Мы ободрали «Ра» как липку, сняли и перевезли на яхту все, что можно: мачту, капитанский мостик, любую мелочь, годную для музея «Кон-Тики», а что не годилось, то полетело в воду. Потом Норман и Сантьяго соорудили из двух маленьких весел подобие мачты, привязали к нему кусок брезента вместо паруса, и несчастный, надломленный наш кораблик растаял наконец в зыбком мареве, а «Шенандоа» взяла курс на Барбадос, до которого оставалось всего 900 километров.
Но перед этим нас еще долго фотографировали, на палубе, на фоне покидаемого «Ра»; снимков требовалась масса, затворы щелкали наперебой, и это злило, злил рулевой, который вновь и вновь дарил репортерам выигрышный ракурс. Мы уходили, разворачивались и опять спешили, словно дразнились, туда, где крошечный брезентовый «парус» сиротливо силился сдвинуть нам вдогонку израненное, отяжелевшее тело, где корабль прощался и не просил оправданий, а пел, как и прежде, свою заунывную скрипучую песню, песню о пятидесяти трех днях борьбы и дружбы, радостей и разочарований, торжества и страха, а может быть, и о древних мореплавателях, которые были отважнее нас и шли до конца.
Что до «Шенандоа», то она приветливо распахнула для нас двери ванных комнат и пивные утробы холодильников, но мы не могли с ней дружить.
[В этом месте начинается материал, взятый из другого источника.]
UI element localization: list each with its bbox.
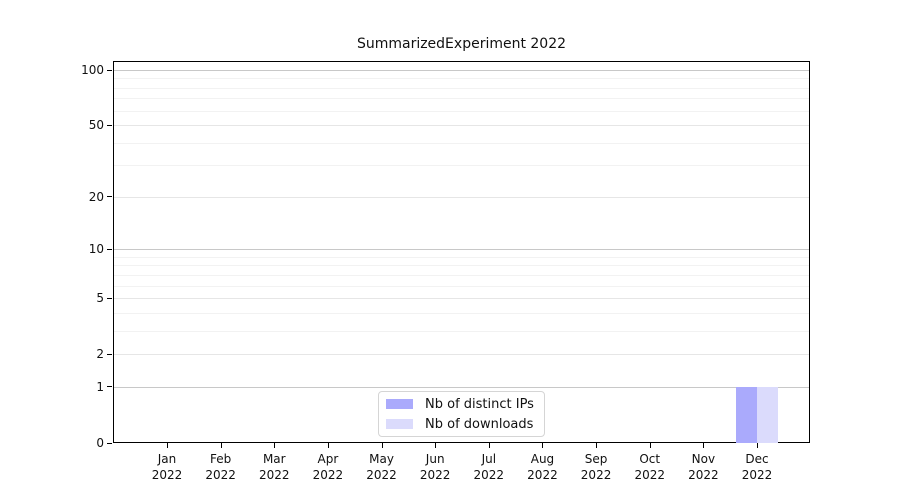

Между нами стояла тень «Ра», и от этого яхта злилась, шлепала по волнам сталью корпуса, била нас углами столов и диванов. «Ра» был другой, он был нежен, певуч, податлив, согревал нас ночью и давал тень в полуденный зной, доверчиво нес нас к победе…
Неделей раньше, восьмого июля, в день, когда волны уже заливали нас напрочь, когда под мостиком плескалось море, когда принялись выбрасывать даже деревянные кусочки и обрезки, которыми так дорожил Тур, и съестные припасы тоже, – в тот день Тур говорил:
– Предвижу, о чем нас будут спрашивать, и готов ответить. Он будто репетировал беседу с вероятным оппонентом, и глаза его блестели:
– «Ра» – океанское судно?
– Да, оно прошло в открытом океане две тысячи семьсот миль.
– Могли ли древние идти таким маршрутом?
– Да, и успешнее: их папирусные суда были построены лучше нашего, а потом, в отличие от нас, они ходили всегда по ветру. Это дольше, но проще и сохраняет корабль.
– Удалось ли сотрудничество семи наций на борту «Ра»?
– Да, интернациональный экипаж вполне доказал свою жизнеспособность.
Три вопроса, и на все три ответ начинается с «да». Экспедиция задачу выполнила. «Шенандоа» не в счет, как бы ни были мы ей по-человечески благодарны.
Кстати, уже с Барбадоса самолеты несколько раз летали в район, где остался «Ра», пытались найти его, но безрезультатно. Там в те дни прошел ураган, так что, возможно, кораблик был просто развеян по стебельку, – нет, вовремя мы оставили «Ра»! Мы поступили правильно, благоразумно, не в чем нам себя упрекнуть, нас поздравляли и чествовали, и все-таки…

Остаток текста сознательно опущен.